The Timeless Wisdom Collection is back with a new bunch of goodies! These are household tips I have collected from vintage magazines and articles dating back to the 1940’s and 1950’s, it’s an occasional feature I do here on Tipnut. Each of the tips are simple pieces of info shared between women back in the day.
This is a nice way to pick up some helpful ideas as well as take a look back in time when women used every little bit of anything they could in a purposeful way–they wasted nothing if they could help it. If an item was getting shabby, they found ways to brighten it instead of tossing it then running to Walmart for a $5 replacement shipped from China. Different times.
I’ll be sharing a few more vintage tip lists over the next few weeks, enjoy!
Timeless Wisdom Notes
- Ammonia sprinkled on a rag and wiped over window glass or mirrors is wonderful for cleaning them.
- Spilled medicine won’t smear the label if it is covered with a coat of clear nail polish.
- Have you ever tried to brighten rug colors by wiping an old soiled rug with a cloth wrung out of warm water to which ammonia and salt have been added?
- A paste of flour, vinegar and salt makes an excellent cleaner for brass, copper, or pewter. Let paste stand 1 hour on article, wipe off, wash and polish.
- To help remove the objectionable odor of new paint, place a bucket of water in the freshly painted room.
- Rub a bit of furniture wax on a soft cloth and pass it lightly over the writing on the package you must take in the rain to mail. Address will not blur.
- If you need a wide piece of wax paper, seal two strips together with a hot iron; it cools quickly.
- Linoleums can be cut and handled more easily if first placed in a warm room or sunlight for a few hours.
- Put a safety pin in a certain corner of the rug before you take it up. In this way you can distribute the wear and know how the rug was laid before.
- An indispensable substitute for “chore girls” is made from a piece of screen wire about 10 inches square. Turn the edges in, then crinkle it into a ball.
- Put aside an old pair of white gloves and use them for cleaning the slats on your venetian blinds. Slip the gloves on and, with your fingers, you’ll be able to reach every mite of dust.
- For a new look in package tying–use several strands of left-over yarn as a satisfactory substitute for ribbon. These may be braided, the ends finished with small tassels, balls, bells, or tiny yarn dolls.
- Rubber tends to darken silverware, so never put anything made of rubber in the silver drawers. Use cord or ribbon to hold silver together–not rubber bands.

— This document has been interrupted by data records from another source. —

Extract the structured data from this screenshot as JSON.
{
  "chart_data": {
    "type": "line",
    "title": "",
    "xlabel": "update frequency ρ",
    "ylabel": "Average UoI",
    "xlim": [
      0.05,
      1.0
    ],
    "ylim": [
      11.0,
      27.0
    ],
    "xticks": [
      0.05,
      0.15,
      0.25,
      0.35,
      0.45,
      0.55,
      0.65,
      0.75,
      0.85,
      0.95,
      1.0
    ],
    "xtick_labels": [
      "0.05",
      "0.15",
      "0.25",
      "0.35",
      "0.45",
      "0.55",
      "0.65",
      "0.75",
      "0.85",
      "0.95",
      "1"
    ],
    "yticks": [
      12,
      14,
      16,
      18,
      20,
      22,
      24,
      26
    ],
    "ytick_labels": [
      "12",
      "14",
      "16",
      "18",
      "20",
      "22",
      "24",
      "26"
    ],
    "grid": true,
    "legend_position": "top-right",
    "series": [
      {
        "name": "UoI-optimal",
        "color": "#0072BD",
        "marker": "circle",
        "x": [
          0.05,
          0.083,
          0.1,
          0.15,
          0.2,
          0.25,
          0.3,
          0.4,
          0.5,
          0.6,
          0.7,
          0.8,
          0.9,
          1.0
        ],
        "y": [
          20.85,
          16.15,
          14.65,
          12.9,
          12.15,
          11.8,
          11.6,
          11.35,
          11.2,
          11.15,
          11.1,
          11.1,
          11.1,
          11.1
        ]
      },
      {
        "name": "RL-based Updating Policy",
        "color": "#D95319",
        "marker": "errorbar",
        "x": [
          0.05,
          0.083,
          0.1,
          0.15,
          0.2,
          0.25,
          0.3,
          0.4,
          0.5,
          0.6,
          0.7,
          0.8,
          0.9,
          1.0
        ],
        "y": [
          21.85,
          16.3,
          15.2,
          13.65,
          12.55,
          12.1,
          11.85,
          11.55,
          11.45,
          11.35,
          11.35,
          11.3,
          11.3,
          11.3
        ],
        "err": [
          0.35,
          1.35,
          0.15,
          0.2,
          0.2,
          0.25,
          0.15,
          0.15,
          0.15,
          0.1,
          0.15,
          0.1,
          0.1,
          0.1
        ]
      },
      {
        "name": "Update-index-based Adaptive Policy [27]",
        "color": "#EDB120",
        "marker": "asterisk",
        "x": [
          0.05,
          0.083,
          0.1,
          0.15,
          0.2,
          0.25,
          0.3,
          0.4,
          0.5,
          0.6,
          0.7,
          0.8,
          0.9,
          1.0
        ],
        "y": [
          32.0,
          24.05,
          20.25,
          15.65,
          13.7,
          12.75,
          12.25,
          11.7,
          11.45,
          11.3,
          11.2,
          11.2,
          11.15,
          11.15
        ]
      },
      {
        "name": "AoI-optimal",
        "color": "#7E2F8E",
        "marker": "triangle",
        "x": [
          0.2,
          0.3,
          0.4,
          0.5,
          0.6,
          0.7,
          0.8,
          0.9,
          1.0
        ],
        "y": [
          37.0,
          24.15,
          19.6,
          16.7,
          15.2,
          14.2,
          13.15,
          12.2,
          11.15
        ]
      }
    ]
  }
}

- To protect delicate china and fine glassware from chipping or breaking when washing, place a clean hand towel in the bottom of the dishpan–it acts as a pad.
- To remove the yellow stains from enameled bathtubs and wash basins, wash with salt and turpentine.
- White spots on furniture that has been caused by water, hot dishes, or alcohol, may be removed by rubbing the stains with camphorated oil or oil of peppermint.
- Wax candles will burn more slowly and for a longer period of time if they are chilled in the icebox several days before they are lighted.
- To save the oilcloth and prevent corners of new table oilcloth from cracking, take several strips of wide adhesive tape and crisscross it on the underside.
- Wrap a strip of adhesive tape around picture frame wire exactly at the center. This will keep the wire from slipping and always hold the picture in place.
- Furniture polish that has been stored in a cold place will penetrate the pores of the wood better if brought to room temperature before it is used.
- One of the best things for polishing mirrors and glass of all sorts after washing is crumpled tissue paper.
- Try putting linoleum pieces in the window seat where you keep your flowers. The jars, flower pots or the water will not mar or stain the linoleum, making it easy to keep clean.
- Hang rubber gloves with a piece of cellulose tape to a towel rack; this enables the air to get inside for quick drying and they will not stick together.
- A tin muffin pan may be painted with bright enamel and used for serving beverages; glasses won’t tip over and serving is made much easier.
- Save all left-over pieces of soap, either hand or laundry soap, and place in a can. Pour a small amount of water over them and place on back of stove, the soap will melt and form a jelly. This is ideal for washing dishes or clothes.
- If you have a brass or metal door knocker, wax it immediately after polishing. This practice will keep it bright.
- Plenty of elbow grease is bad for china and pottery. Hard rubbing and cleaning powders may cause the color to fade and damage the smooth finish.
- A gilt frame can be brightened by applying the white of an egg with a soft brush.